High CPU load upon upgrade to 2.3.5

After recently updating a rather large app from 2.0.2 to 2.3.5
(running on ruby 1.8.6, latest apache and passenger) the CPU used by
the ruby process would jump to 100% for a good 3 secs and locked up
the server within minutes. I was able to roll back the changes easily
enough, but I am now pulling out my hair trying to figure what the
issue might be.

How can I figure out what it is in my large code base that has run
perfectly smoothly on 2.0.2 for years, but now running on 2.3.5 causes
the CPU to jump to 100% and render the app unusable? (The app runs
fine and all my tests pass, it just crumbles under any load)

Thanks...

Tim W wrote:


After recently updating a rather large app from 2.0.2 to 2.3.5
(running on ruby 1.8.6, latest apache and passenger) the CPU used by
the ruby process would jump to 100% for a good 3 secs and locked up
the server within minutes. I was able to roll back the changes easily
enough, but I am now pulling out my hair trying to figure what the
issue might be.
How can I figure out what it is in my large code base that has run
perfectly smoothly on 2.0.2 for years, but now running on 2.3.5 causes
the CPU to jump to 100% and render the app unusable? (The app runs
fine and all my tests pass, it just crumbles under any load)
Thanks...

Anything in
the logs. Does it work the same way in production as in development.
Have you tried it with another server (like mongrel or webrick) to see
if there is any interaction with passenger… I am a brute force
debugger…I would just add some logger calls in the likely places to
see what is going on… do any of the gems you use need to be updated
for 2.3.5 and did any of them change??

Norm

Having been through similar questions I’d say…

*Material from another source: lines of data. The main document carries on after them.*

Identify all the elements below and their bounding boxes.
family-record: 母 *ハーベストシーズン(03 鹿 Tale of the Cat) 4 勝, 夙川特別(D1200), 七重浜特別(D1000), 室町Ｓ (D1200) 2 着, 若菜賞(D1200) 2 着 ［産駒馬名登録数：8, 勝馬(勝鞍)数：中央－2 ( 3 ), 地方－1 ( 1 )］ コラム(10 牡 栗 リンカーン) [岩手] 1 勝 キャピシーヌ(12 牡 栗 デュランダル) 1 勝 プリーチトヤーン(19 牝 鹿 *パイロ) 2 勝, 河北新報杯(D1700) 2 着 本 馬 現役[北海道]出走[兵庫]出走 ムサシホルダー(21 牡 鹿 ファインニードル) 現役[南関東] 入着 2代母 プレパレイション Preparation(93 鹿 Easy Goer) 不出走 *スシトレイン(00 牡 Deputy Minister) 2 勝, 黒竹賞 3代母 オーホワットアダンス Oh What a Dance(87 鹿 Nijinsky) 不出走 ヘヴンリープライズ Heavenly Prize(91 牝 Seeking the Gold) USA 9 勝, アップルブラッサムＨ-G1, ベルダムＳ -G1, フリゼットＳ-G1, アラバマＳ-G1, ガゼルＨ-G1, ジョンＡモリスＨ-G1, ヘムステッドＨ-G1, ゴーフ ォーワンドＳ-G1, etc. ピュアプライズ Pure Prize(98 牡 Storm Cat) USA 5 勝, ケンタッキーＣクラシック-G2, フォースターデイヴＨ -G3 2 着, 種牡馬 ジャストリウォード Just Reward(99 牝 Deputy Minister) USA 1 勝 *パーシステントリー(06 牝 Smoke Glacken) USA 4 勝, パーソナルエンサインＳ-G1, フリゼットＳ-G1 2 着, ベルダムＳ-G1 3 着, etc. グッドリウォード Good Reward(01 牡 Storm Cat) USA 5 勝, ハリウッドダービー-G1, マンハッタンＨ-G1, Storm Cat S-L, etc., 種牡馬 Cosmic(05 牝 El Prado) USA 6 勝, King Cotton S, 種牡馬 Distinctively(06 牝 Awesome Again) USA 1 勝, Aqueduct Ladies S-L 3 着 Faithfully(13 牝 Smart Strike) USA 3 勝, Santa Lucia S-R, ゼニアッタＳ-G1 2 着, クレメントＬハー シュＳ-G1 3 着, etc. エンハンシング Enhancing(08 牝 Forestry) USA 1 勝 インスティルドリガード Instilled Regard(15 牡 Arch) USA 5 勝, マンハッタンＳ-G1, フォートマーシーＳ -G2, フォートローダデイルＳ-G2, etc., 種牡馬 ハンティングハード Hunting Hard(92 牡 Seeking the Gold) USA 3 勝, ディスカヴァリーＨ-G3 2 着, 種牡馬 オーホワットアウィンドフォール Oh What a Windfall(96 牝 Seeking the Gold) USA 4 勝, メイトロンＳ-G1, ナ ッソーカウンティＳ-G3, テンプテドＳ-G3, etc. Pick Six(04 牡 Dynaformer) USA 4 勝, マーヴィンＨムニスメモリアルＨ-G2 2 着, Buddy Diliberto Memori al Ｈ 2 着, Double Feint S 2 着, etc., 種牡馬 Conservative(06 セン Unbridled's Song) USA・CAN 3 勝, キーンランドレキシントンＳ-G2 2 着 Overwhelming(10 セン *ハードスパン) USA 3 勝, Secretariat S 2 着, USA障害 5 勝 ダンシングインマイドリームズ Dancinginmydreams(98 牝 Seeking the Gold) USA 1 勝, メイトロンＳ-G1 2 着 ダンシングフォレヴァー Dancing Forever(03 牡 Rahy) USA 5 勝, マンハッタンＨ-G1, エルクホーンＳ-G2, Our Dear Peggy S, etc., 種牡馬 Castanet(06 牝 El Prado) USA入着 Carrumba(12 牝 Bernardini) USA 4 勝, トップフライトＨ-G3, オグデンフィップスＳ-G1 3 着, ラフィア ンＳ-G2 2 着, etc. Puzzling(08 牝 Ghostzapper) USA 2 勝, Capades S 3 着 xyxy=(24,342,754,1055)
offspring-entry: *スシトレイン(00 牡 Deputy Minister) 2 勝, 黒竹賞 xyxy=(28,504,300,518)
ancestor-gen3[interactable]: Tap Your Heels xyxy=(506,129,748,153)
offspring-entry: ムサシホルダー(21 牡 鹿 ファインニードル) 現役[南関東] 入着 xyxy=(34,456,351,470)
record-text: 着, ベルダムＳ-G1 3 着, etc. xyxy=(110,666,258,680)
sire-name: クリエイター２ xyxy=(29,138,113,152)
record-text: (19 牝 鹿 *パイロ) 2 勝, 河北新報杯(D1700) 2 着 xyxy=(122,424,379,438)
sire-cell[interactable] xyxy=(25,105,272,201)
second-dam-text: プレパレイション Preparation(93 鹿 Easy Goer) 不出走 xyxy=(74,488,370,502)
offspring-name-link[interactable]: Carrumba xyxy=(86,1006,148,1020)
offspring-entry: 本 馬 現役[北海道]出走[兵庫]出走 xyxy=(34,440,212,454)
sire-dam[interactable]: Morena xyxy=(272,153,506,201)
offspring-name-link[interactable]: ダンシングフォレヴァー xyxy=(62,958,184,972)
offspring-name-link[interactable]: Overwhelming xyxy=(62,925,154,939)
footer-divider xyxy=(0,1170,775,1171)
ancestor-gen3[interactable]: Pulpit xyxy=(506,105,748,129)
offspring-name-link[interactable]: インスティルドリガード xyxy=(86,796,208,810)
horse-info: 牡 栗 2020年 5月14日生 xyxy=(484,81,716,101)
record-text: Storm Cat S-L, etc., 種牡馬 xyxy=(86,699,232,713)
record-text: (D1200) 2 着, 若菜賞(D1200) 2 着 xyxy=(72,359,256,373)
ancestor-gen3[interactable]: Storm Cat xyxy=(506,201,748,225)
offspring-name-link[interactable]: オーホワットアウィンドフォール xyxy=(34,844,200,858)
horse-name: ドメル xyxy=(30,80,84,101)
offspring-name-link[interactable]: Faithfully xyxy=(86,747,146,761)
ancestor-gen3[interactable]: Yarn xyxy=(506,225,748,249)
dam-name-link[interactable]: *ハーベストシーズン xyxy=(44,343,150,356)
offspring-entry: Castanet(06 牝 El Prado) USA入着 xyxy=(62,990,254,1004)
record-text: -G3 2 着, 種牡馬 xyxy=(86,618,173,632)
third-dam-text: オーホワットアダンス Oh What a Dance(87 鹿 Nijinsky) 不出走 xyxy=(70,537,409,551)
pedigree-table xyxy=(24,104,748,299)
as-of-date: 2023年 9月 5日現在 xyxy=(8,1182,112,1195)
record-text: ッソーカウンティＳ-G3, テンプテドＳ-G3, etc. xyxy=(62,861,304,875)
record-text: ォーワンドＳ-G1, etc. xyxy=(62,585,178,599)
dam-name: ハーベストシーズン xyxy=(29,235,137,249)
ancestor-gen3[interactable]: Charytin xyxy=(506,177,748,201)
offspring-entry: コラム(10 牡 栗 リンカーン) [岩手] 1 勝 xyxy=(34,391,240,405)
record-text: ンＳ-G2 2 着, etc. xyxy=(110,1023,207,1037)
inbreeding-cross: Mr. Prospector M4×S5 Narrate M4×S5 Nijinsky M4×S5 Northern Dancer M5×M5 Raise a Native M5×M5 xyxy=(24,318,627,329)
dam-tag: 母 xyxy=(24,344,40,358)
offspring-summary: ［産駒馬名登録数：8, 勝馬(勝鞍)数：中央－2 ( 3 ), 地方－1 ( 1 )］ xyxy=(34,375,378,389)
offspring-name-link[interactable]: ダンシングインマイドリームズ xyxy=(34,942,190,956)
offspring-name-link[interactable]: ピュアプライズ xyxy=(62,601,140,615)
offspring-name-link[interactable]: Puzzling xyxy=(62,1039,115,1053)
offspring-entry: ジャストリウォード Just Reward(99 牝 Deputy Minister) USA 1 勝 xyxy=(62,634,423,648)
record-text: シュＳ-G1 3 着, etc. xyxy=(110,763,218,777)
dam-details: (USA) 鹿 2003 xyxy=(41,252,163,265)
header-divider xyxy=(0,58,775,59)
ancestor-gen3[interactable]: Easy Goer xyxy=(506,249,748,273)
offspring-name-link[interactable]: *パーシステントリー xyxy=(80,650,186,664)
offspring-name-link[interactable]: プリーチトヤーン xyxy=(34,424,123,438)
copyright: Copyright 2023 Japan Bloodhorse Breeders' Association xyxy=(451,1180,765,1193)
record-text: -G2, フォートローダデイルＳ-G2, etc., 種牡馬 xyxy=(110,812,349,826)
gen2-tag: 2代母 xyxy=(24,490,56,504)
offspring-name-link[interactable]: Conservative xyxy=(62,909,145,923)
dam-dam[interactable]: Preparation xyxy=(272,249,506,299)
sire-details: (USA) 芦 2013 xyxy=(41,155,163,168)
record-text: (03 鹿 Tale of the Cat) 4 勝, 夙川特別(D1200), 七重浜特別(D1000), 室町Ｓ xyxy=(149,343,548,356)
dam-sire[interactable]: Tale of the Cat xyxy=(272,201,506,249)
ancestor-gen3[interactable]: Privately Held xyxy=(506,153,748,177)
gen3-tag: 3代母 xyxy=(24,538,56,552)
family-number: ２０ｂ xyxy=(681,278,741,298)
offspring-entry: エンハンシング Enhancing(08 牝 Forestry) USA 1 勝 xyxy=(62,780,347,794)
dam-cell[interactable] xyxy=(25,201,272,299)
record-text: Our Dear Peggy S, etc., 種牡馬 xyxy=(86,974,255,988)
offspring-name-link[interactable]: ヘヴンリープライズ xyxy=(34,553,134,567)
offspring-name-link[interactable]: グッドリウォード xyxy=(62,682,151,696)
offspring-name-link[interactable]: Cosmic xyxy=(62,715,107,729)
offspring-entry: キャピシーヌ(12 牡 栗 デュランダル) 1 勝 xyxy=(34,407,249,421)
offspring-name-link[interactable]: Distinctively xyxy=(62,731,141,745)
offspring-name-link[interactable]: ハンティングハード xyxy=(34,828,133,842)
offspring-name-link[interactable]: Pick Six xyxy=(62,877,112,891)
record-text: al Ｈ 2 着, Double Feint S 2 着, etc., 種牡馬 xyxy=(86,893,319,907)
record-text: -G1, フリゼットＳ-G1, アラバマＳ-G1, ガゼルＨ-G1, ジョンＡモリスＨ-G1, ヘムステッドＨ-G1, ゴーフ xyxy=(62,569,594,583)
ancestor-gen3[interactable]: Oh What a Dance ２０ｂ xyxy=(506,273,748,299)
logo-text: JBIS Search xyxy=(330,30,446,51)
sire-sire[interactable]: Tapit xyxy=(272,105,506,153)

Use passenger-status (called frequently) to check the global wait queue.

Use newrelic to drill down to slowest actions (and from there where the time is spent).

Analyse the logs for slow requests (and what parameters were sent in/where the time was spent).

I have a repo of some potentially useful utilities at - http://github.com/andyjeffries/rails-analysis-tools

rails_log_analyser might be useful (it summarises requests from a passenger log and then enables you to output just the log for that request which can be difficult when different request lines overlap). passenger_mon_grapher may also be useful (in reference to my first point) but you’ll need to write your own sampler to parse the output of passenger-status and write it to a CSV file every few seconds.

Cheers,

Andy

After recently updating a rather large app from 2.0.2 to 2.3.5
(running on ruby 1.8.6, latest apache and passenger) the CPU used by
the ruby process would jump to 100% for a good 3 secs and locked up
the server within minutes. I was able to roll back the changes easily
enough, but I am now pulling out my hair trying to figure what the
issue might be.

How can I figure out what it is in my large code base that has run
perfectly smoothly on 2.0.2 for years, but now running on 2.3.5 causes
the CPU to jump to 100% and render the app unusable? (The app runs
fine and all my tests pass, it just crumbles under any load)

There was a change between 2.3.3 and 2.3.4 where escape_once (used
among other things by form helpers) became quite a bit more expensive,
in order to fix a security bug. If your app is ok on 2.3.3 but not on
2.3.4 then that's probably the root cause

Fred